CAM logo
Machine Learning

2006 Advanced Tutorial Lecture Series

Department of Engineering
University of Cambridge

CAM logo
The goal of this Advanced Tutorial Lecture Series is to introduce important ideas in Machine Learning and related fields to the community of interested researchers in Cambridge and beyond. Lectures will be aimed at researchers or PhD students in Engineering, Physics, Statistics, or Computer Science who might know a little bit about Machine Learning but are not experts.

Each talk will be a 90 minute tutorial, followed by about 30 minutes of question/discussion time.

All lectures will take place on Thursdays, from 4pm to 6pm, in Lecture Room 4, in the Engineering Department, Trumpington Street, Cambridge [map].

Lectures are open to any one interested.


PROGRAMME OF LECTURES - 2006

Thurs Oct 5, 4pm      Professor Chris Bishop Mixture Models and the EM Algorithm
Thurs Oct 26, 4pm      Edward Snelson Gaussian Processes for Machine Learning

Topics:

- Introduction to Gaussian process regression
- Covariance functions
- Beyond regression: applications of Gaussian processes, including classification, nonlinear dimensionality reduction (GPLVM)
- Sparse GP approximations for large data sets

Abstract:

A Gaussian process (GP) model is a Bayesian probabilistic model for nonlinear regression. As such, it can be useful to any data modeller interested in making predictions from noisy data, together with uncertainty estimates. Although at its core a regression model, the GP can be built upon to be used in a wide range of applications. I will discuss a variety of these, from classification tasks to human pose modelling. Other topics I will discuss are the design of covariance functions for different tasks, and the recent development of sparse GP approximations to handle large data sets.

Thurs Nov 9, 4pm      Ricardo Silva Causality

There is a difference between "seeing" and "doing". Consider the following example: while one might observe that people in Florida live longer, this does not mean one should consider moving there to achieve longevity. It is actually the case that many retired Americans move to Florida, which explains its high life expectancy. This illustrates that we can have a feature that is both useful for predicting life expectancy, but at the same time worthless when considered as a treatment.

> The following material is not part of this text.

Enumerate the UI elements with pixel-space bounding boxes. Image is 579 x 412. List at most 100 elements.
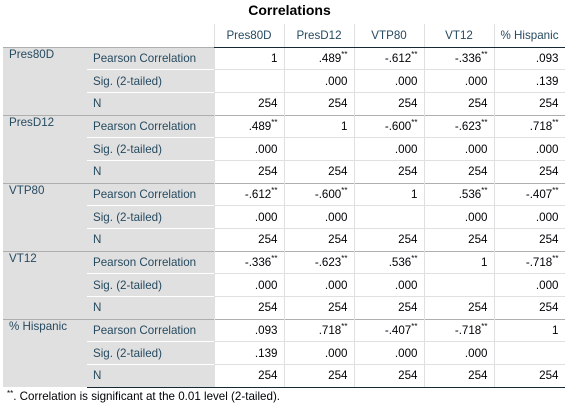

To predict effects of interventions such as medical treatments, public policies, or even the behaviour of genetically engineered cells, one needs a causal model. While there exists a well-established machinery designed to estimate such models using experimental data, quite often one cannot perform experiments for reasons such as high costs or ethical issues. Observational data (i.e., non-experimental), however, can be easily collected in many cases: data on the association between smoking and lung cancer is the classical example.

In this talk we will explore several modern techniques of learning causal effects from observational data. Such techniques rely on important assumptions linking statistical distributions to causal connections and can be explored in many exciting ways by machine learning algorithms. Inferring causality from observational data is certainly among the hardest learning tasks of all, but it is also a task with high pay-offs.

The outline of the talk is as follows:

- Motivation and definitions / observational studies / the problems of directionality and confounding
- Languages for causal modeling: graphical models and potential outcomes
- Identification of effects using graphical models
- Notions of learning causal structure from data
- Applications

Thurs Nov 16, 4pm      Tom Minka Expectation Propagation

Expectation propagation is an algorithm for Bayesian machine learning that is especially well-suited to large databases and dynamic systems. Given prior knowledge expressed as a graphical model, it tunes the parameters of a "simple" probability distribution (such as a Gaussian) to best match the posterior distribution (which, in its exact form, could be very complex). This simplified posterior can be used to describe the data, make predictions, and quickly incorporate new data. Expectation propagation has been successfully applied to visual tracking, wireless communication, document analysis, diagram analysis, and matchmaking in online games.

Thurs Nov 23, 4pm      Iain Murray Advanced MCMC Methods

Markov chain Monte Carlo (MCMC) algorithms draw correlated samples from probability distributions. These allow approximate computation of complex high-dimensional integrals; obvious applications include Bayesian statistics and statistical physics. This tutorial will not assume any prior knowledge of MCMC, but will cover state-of-the-art techniques.

Tentative Schedule:

- Introduction: Metropolis--Hastings vs "simpler" Monte Carlo methods
- Hamiltonian (Hybrid) Monte Carlo
- Auxiliary variables and Slice sampling
- Out of equilibrium: tempering/annealing and related advances.
- Possibly a few words on infinite models and doubly-intractable distributions.